Rhetorisches Wäldchen
Harald Klingelhöller
2004
öffentlich zugänglich
Klopstockstraße 10, 80804 München
Teil des Kunstprojektes Petuelpark
Installation, Granit, Wasser
Photos: Wolfgang Stehle
Text: Florian Matzner
Reading a book on a park bench, taking a quiet stroll, leisurely enjoying the sun—Petuelpark offers an array of opportunities for urban relaxation. It also symbolizes the human desire to briefly escape the vortex of hectic life in the big city for just a few moments. At first glance, then, Harlad Klingelhöller’s Rhetorical Woods is all the more surprising. Amid a cluster of trees symmetrically laid out not far from the Feuchtwanger School, a group of abstract sculptures invites visitors to occupy and play in the area. Upon closer inspection, these six stands of different heights, made of white and black granite, turn out to be lecterns that fulfill yet another function: push a button and they are also refreshing drinking fountains.
The different sizes and designs in this “Speaker’s Corner” are odd, however. There is a lectern for children and one for wheelchair users; two people can talk to each other at another one or argue at a second or simply talk past each other at a third. The black and white granite of these lecterns, however, illustrates the idea that the thesis and antithesis are the seminal means of human communication; moreover, the artwork’s double function as both lectern and fountain also suggests that talking and drinking are symbols of mental and physical nourishment and thus original factors of human existence.
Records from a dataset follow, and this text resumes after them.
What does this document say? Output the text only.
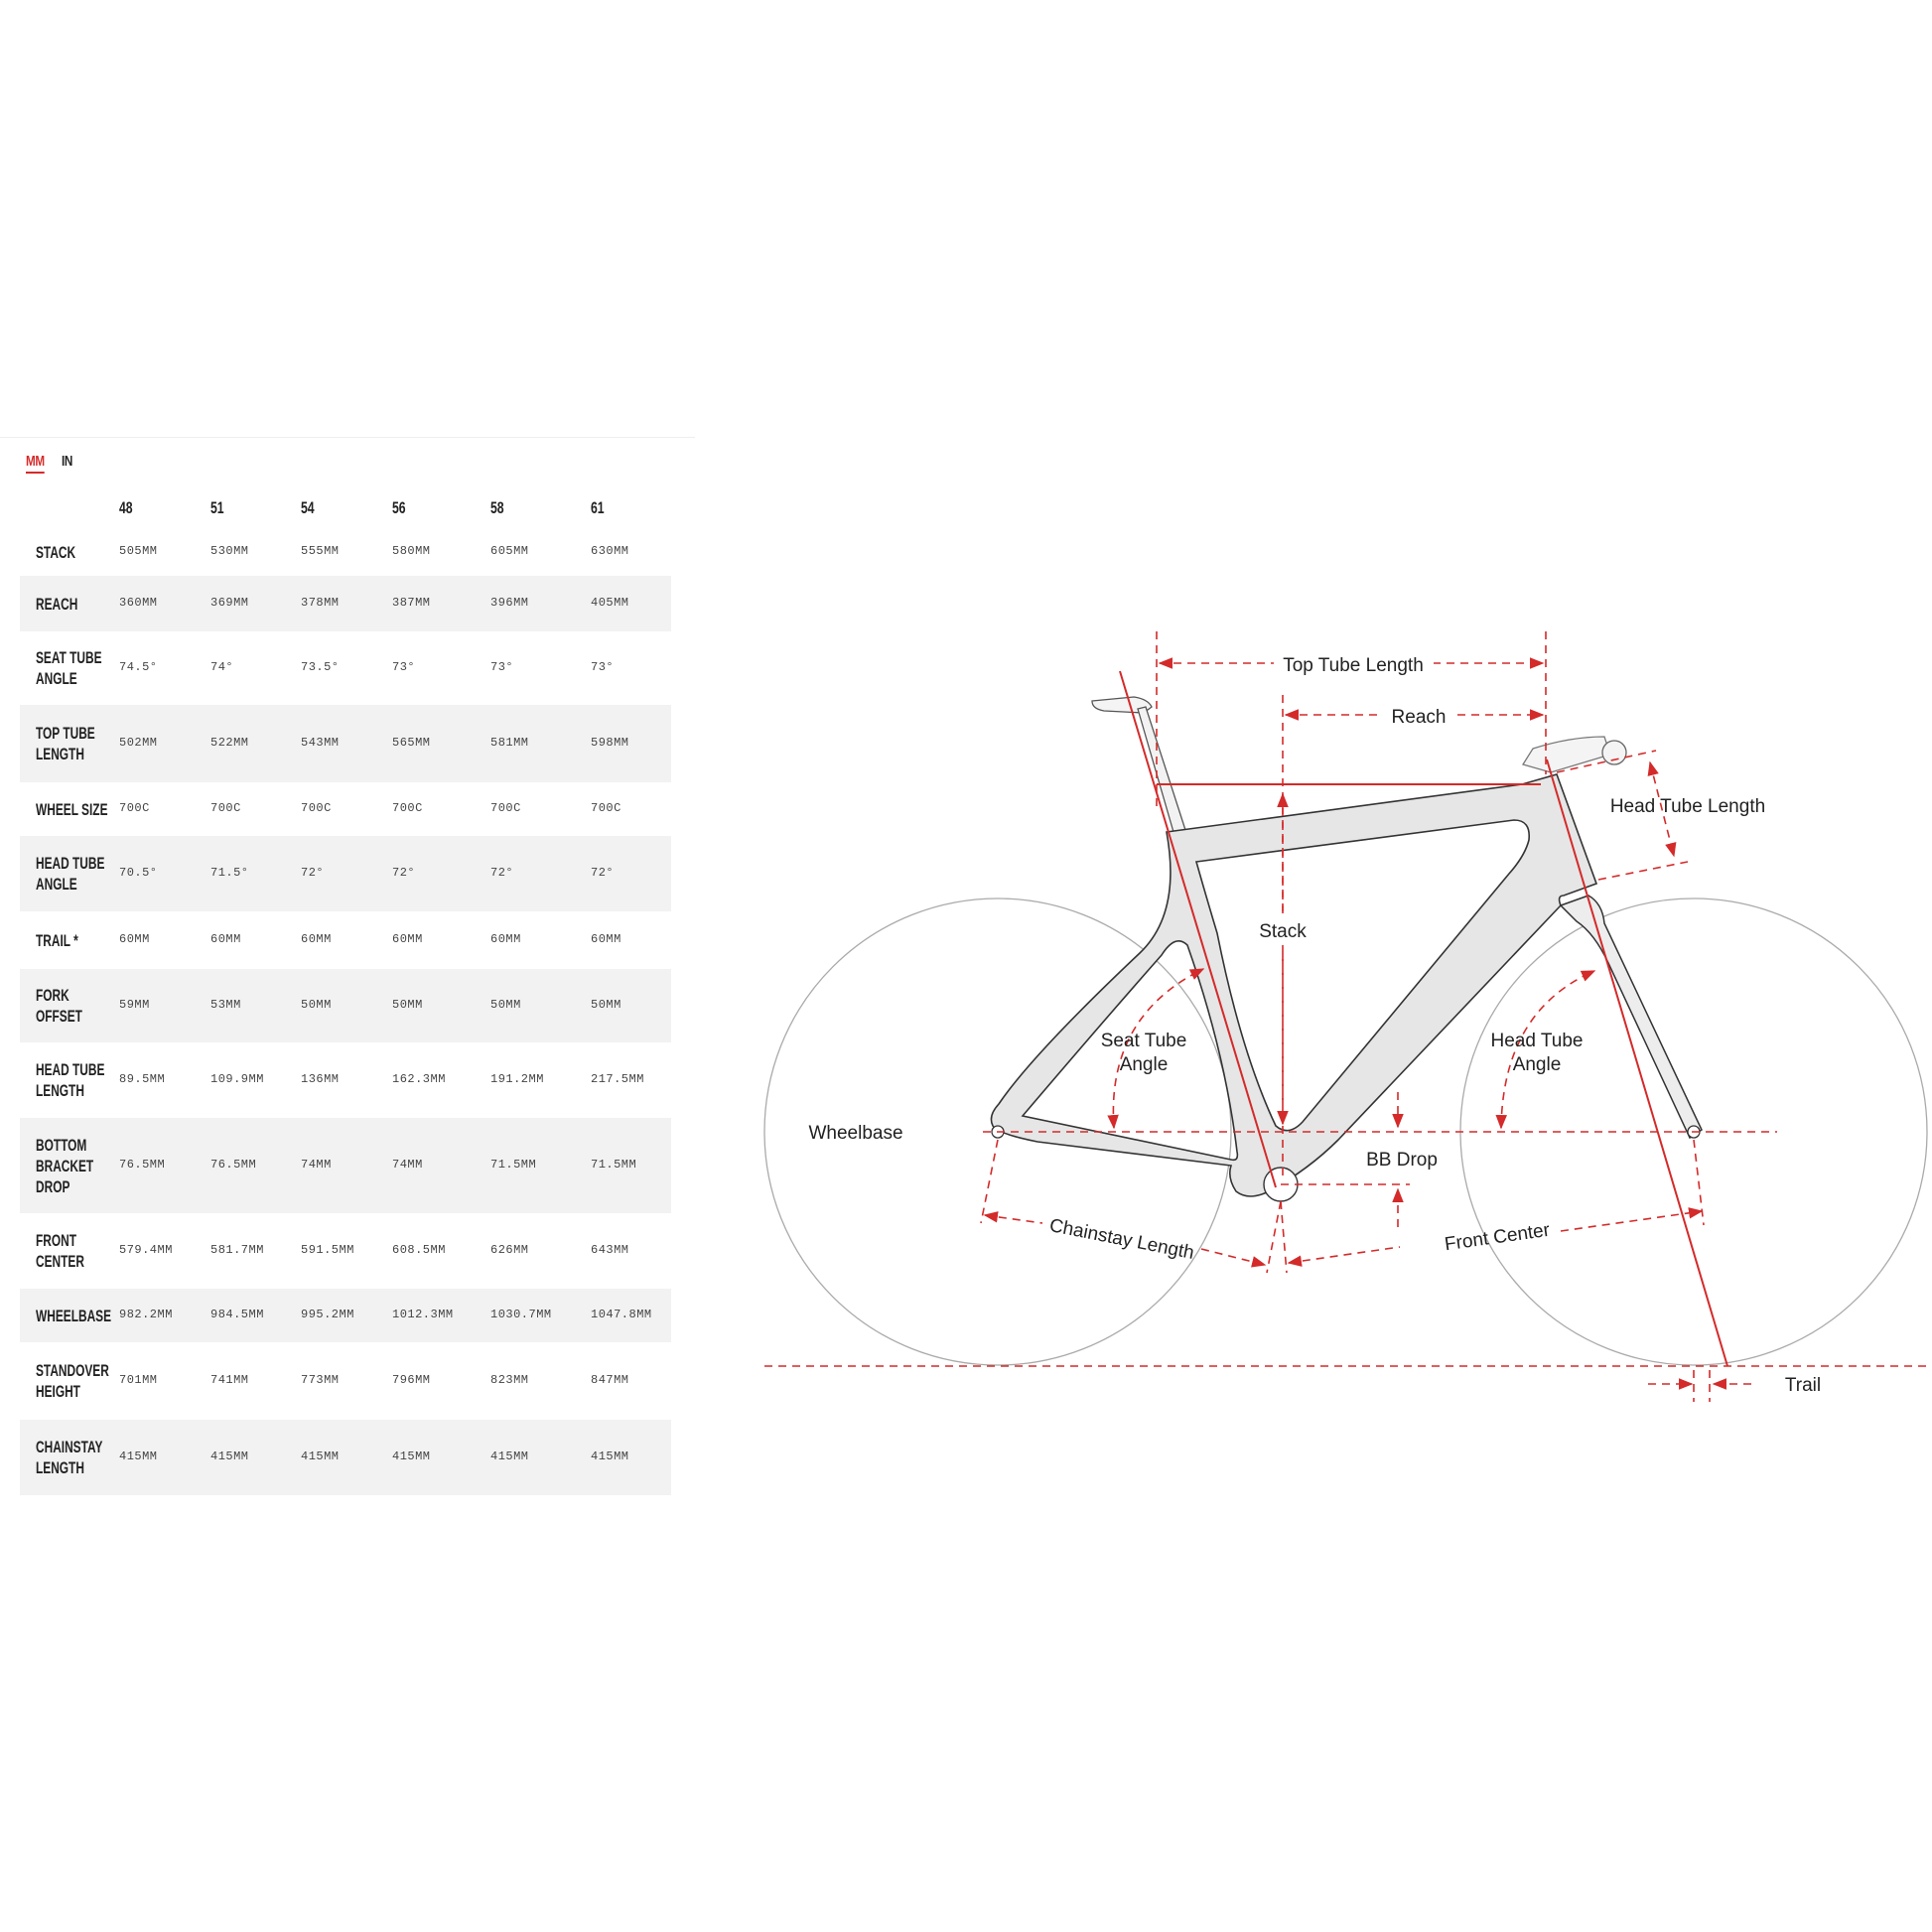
MM IN
48	51	54	56	58	61
STACK	505MM	530MM	555MM	580MM	605MM	630MM
REACH	360MM	369MM	378MM	387MM	396MM	405MM
SEAT TUBE
ANGLE
74.5°	74°	73.5°	73°	73°	73°
TOP TUBE
LENGTH
502MM	522MM	543MM	565MM	581MM	598MM
WHEEL SIZE 700C	700C	700C	700C	700C	700C
HEAD TUBE
ANGLE
70.5°	71.5°	72°	72°	72°	72°
TRAIL *	60MM	60MM	60MM	60MM	60MM	60MM
FORK
OFFSET
59MM	53MM	50MM	50MM	50MM	50MM
HEAD TUBE
LENGTH
89.5MM	109.9MM	136MM	162.3MM	191.2MM	217.5MM
BOTTOM
BRACKET
DROP
76.5MM	76.5MM	74MM	74MM	71.5MM	71.5MM
FRONT
CENTER
579.4MM	581.7MM	591.5MM	608.5MM	626MM	643MM
WHEELBASE 982.2MM	984.5MM	995.2MM	1012.3MM	1030.7MM	1047.8MM
STANDOVER
HEIGHT
701MM	741MM	773MM	796MM	823MM	847MM
CHAINSTAY
LENGTH
415MM	415MM	415MM	415MM	415MM	415MM
Top Tube Length
Reach
Head Tube Length
Stack
Seat Tube
Angle
Head Tube
Angle
Wheelbase
BB Drop
Chainstay Length	Front Center
Trail
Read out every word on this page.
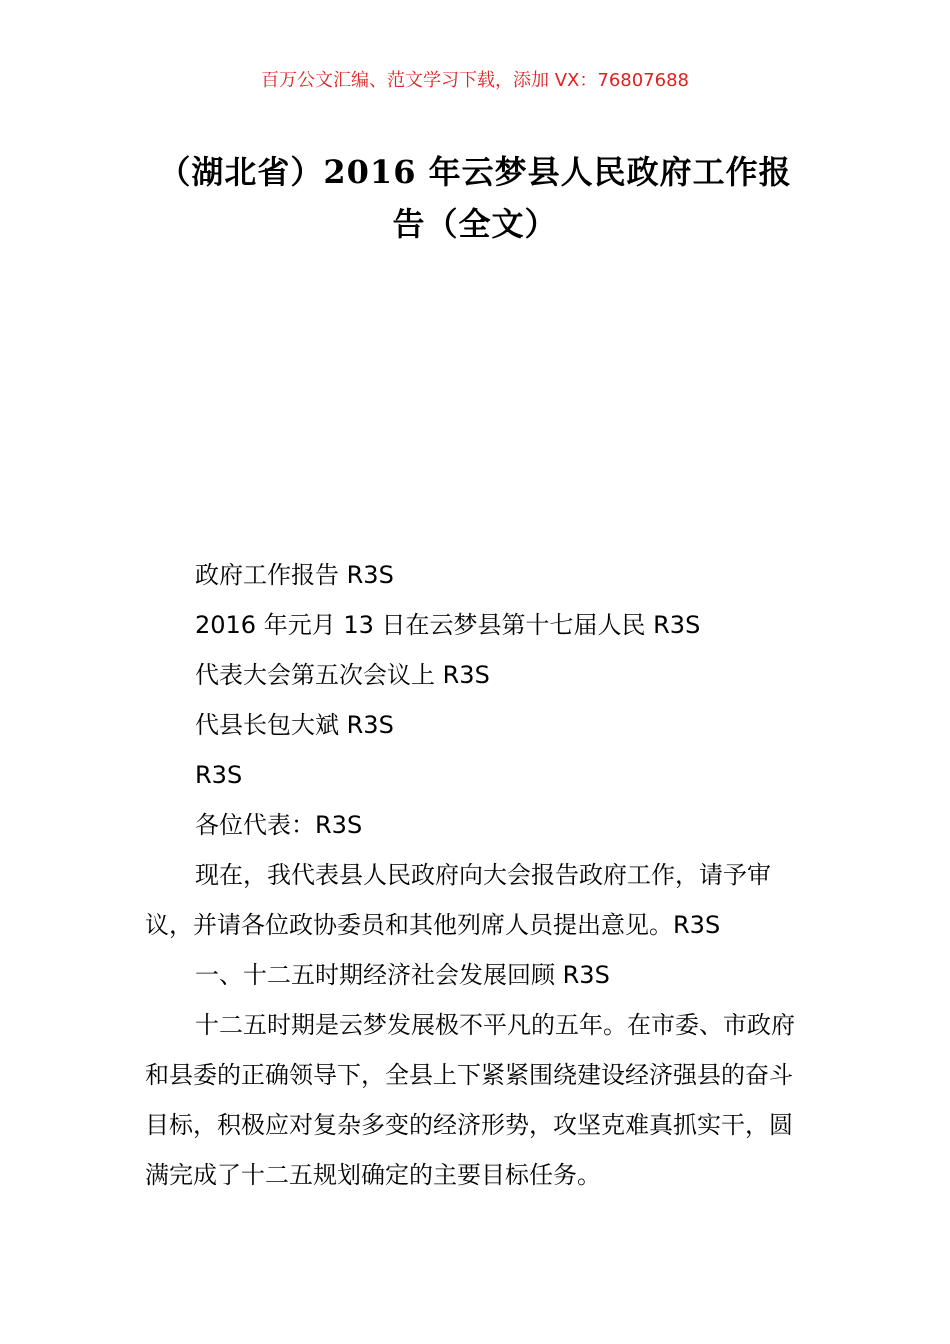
百万公文汇编、范文学习下载，添加 VX：76807688
（湖北省）2016 年云梦县人民政府工作报
告（全文）

政府工作报告 R3S

2016 年元月 13 日在云梦县第十七届人民 R3S

代表大会第五次会议上 R3S

代县长包大斌 R3S

R3S

各位代表：R3S

现在，我代表县人民政府向大会报告政府工作，请予审议，并请各位政协委员和其他列席人员提出意见。R3S

一、十二五时期经济社会发展回顾 R3S

十二五时期是云梦发展极不平凡的五年。在市委、市政府和县委的正确领导下，全县上下紧紧围绕建设经济强县的奋斗目标，积极应对复杂多变的经济形势，攻坚克难真抓实干，圆满完成了十二五规划确定的主要目标任务。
As the twenty-first-century information society continues its frighteningly rapid process of anonymization, with e-mail and Internet, home shopping and mobile phones, the Dusseldorf artist Harald Klingelhöller’s “social sculpture” succeeds in making an appeal that is as coherent as it is provocative: every man and woman can make themselves heard if they want to. The piece is a clear invitation to communicate, to spend time with each other, to have a dialogue, for the individual to confront society—or, as the artist himself put it, “To provide a place for the presence of the human voice!”